Selain Prajurit TNI, Mahfud MD: Anggota OPM Juga Harus Dihukum
Menko Polhukam Mahfud MD mengapresiasi TNI AD yang menindak prajuritnya karena diduga terlibat pembakaran di Intan Jaya, Papua. Hukum harus ditegakkan juga untuk anggota OPM yang terlibat kasus kekerasan di Intan Jaya.
Oleh
DIAN DEWI PURNAMASARI/EDNA C PATTISINA
·5 menit baca
JAKARTA, KOMPAS — Menteri Koordinator Bidang Politik, Hukum, dan Keamanan Mahfud MD mengapresiasi langkah TNI Angkatan Darat yang sudah menindak delapan prajuritnya yang diduga terlibat dalam kasus pembakaran rumah dinas kesehatan di Intan Jaya, Papua.

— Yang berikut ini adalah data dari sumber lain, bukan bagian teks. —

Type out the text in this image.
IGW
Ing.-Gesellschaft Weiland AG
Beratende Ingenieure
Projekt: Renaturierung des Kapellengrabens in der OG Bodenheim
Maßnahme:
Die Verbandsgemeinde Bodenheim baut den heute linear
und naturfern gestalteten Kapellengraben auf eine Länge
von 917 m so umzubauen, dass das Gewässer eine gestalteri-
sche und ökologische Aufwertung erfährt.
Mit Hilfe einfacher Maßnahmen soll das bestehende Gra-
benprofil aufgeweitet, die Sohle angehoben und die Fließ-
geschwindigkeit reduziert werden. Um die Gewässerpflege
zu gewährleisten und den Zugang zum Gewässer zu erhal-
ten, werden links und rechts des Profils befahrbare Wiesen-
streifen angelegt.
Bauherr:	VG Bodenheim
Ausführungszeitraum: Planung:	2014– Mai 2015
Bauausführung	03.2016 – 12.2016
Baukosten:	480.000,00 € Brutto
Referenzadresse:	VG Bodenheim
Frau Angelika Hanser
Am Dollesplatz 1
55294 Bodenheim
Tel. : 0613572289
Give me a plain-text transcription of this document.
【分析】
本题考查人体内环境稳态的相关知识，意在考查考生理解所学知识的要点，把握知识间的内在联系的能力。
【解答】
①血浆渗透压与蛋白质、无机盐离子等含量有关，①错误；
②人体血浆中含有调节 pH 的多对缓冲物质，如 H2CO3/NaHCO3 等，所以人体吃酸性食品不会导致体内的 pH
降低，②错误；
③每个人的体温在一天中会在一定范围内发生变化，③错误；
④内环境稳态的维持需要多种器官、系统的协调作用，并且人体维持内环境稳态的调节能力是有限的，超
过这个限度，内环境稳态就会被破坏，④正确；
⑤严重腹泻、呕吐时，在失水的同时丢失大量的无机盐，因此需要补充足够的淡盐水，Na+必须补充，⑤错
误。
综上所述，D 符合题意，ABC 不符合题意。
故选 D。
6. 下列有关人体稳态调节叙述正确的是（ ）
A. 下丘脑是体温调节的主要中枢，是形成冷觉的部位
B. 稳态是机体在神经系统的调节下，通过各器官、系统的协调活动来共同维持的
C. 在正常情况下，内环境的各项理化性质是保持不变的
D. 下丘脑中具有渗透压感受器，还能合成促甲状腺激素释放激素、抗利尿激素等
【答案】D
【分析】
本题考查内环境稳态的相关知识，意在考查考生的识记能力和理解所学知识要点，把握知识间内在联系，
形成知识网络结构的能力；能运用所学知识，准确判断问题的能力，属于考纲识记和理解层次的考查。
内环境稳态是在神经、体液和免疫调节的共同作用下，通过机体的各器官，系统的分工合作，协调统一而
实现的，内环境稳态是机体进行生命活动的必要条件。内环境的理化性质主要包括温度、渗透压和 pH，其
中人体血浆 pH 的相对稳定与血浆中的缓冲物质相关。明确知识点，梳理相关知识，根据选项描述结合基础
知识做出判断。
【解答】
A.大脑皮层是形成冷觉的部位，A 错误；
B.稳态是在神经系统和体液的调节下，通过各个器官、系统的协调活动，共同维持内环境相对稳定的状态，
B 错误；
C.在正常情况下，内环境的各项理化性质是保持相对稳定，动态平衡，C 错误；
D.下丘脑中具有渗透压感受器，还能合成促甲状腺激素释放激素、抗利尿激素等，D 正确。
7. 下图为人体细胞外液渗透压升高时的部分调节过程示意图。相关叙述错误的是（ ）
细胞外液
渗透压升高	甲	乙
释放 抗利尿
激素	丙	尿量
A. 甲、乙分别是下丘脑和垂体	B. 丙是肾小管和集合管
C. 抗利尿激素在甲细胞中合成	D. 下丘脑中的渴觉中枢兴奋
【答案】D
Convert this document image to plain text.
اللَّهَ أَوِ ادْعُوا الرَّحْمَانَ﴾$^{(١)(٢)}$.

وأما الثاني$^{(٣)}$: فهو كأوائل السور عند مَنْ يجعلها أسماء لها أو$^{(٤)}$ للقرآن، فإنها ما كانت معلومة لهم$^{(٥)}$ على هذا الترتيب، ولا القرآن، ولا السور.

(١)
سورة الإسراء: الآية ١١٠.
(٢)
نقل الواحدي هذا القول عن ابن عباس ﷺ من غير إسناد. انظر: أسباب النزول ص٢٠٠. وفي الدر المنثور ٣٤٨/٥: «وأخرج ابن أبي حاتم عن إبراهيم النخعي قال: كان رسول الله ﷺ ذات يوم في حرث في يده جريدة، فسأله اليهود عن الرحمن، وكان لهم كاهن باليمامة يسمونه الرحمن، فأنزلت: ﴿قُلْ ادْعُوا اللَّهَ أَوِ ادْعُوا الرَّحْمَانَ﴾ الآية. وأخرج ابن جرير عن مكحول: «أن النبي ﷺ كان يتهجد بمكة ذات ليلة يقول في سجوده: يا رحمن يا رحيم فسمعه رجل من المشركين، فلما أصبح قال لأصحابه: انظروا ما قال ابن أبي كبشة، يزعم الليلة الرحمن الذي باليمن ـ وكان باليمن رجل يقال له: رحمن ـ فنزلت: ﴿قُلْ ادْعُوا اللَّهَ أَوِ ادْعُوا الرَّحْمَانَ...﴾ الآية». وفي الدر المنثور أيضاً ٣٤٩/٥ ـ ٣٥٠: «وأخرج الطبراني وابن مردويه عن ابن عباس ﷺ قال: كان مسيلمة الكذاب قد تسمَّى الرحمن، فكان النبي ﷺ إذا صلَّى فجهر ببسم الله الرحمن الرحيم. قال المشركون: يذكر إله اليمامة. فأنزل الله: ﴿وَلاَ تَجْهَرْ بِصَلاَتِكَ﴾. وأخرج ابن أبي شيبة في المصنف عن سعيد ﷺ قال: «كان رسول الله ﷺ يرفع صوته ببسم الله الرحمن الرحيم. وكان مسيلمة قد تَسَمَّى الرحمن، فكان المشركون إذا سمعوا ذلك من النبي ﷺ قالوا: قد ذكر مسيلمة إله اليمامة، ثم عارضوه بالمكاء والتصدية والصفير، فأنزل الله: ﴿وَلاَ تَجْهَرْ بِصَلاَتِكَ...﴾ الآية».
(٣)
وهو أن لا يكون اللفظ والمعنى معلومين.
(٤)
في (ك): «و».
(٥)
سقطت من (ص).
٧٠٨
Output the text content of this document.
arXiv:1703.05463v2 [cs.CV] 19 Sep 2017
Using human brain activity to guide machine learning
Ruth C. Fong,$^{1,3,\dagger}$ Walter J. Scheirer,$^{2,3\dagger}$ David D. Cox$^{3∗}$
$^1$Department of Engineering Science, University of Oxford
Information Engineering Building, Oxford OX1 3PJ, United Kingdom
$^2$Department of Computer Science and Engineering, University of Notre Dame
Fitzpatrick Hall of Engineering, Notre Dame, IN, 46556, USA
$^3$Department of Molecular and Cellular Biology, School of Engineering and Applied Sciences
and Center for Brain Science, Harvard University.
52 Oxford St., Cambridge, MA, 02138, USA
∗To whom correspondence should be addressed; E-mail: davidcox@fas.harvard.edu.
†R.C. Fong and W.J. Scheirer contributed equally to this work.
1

Ia berharap, hukum juga ditegakkan pada anggota Organisasi Papua Merdeka atau OPM yang ditengarai terlibat dalam kasus kekerasan yang terjadi di Intan Jaya, September lalu.
Mahfud MD melalui siaran pers, Jumat (13/11/2020), mengatakan, langkah cepat yang diambil oleh TNI AD selaras dengan yang diharapkan sebagai tindak lanjut dari hasil kerja tim gabungan pencari fakta (TGPF) bentukan pemerintah.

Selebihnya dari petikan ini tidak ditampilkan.